The NJ/NYC Institute For Schema Therapy
The New Jersey/New York Institute for Schema Therapy offers consultation, training and supervision to clinicians who are interested in learning and/or becoming certified in schema therapy.
Directors of Training, Wendy Behary and Jeffrey Young offer training seminars, workshops, and supervision groups throughout the year. Ongoing individual supervision is also available in-person or by phone with Wendy or one of her certified, advanced-level affiliates.

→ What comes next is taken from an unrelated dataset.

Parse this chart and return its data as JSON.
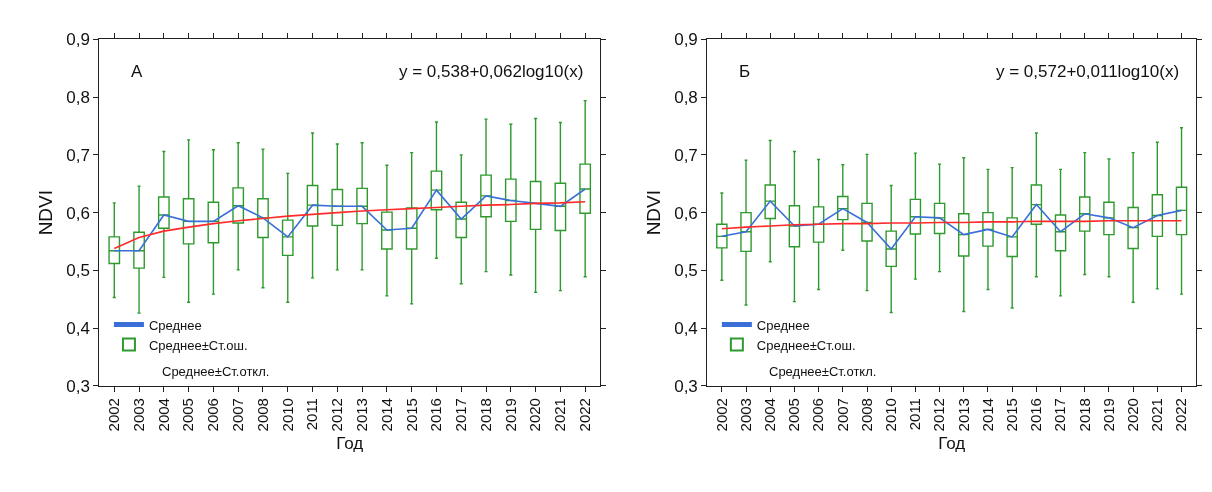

If you are interested in attending a lecture or obtaining supervision, please click on the workshops page on this site, or contact Wendy Behary by clicking on contact or by calling: (973) 218-1776 x807.
What is Schema Therapy?
Schema therapy is an innovative psychotherapy developed by Dr. Jeffrey Young for personality disorders, chronic depression, and other difficult individual and couples problems. Schema therapy integrates elements of cognitive therapy, behavior therapy, object relations, and gestalt therapy into one unified, systematic approach to treatment. Schema therapy has recently been blended with mindfulness meditation for clients who want to add a spiritual dimension to their lives.
Defining Schemas and Coping Modes
The most basic concept in Schema Therapy is an Early Maladaptive Schema. We define schemas as: “broad, pervasive themes regarding oneself and one’s relationship with others, developed during childhood and elaborated throughout one’s lifetime, and dysfunctional to a significant degree.” (see: www.schematherapy.com)
Schemas develop in childhood from an interplay between the child’s innate temperament, and the child’s ongoing damaging experiences with parents, siblings, or peers. Because they begin early in life, schemas become familiar and thus comfortable. We distort our view of the events in our lives in order to maintain the validity of our schemas. Schemas may remain dormant until they are activated by situations relevant to that particular schema.
Schema Modes are the moment-to-moment emotional states and coping responses that we all experience. Often our coping modes are triggered by life situations that we are oversensitive to (our “emotional buttons”). Many of these modes lead us to overreact to situations, or to act in ways that end up hurting us.
Goals in Treatment
The goals of Schema Therapy are: to help clients break free from self-defeating patterns and coping styles and thus get back in touch with their core feelings. By learning how to identify and heal their early schemas and adopting healthy coping strategies, they achieve less schema triggering, a reduction in emotional intensity, and more rapid recovery. Eventually they are able to achieve their personal goals and get their emotional needs met in everyday life.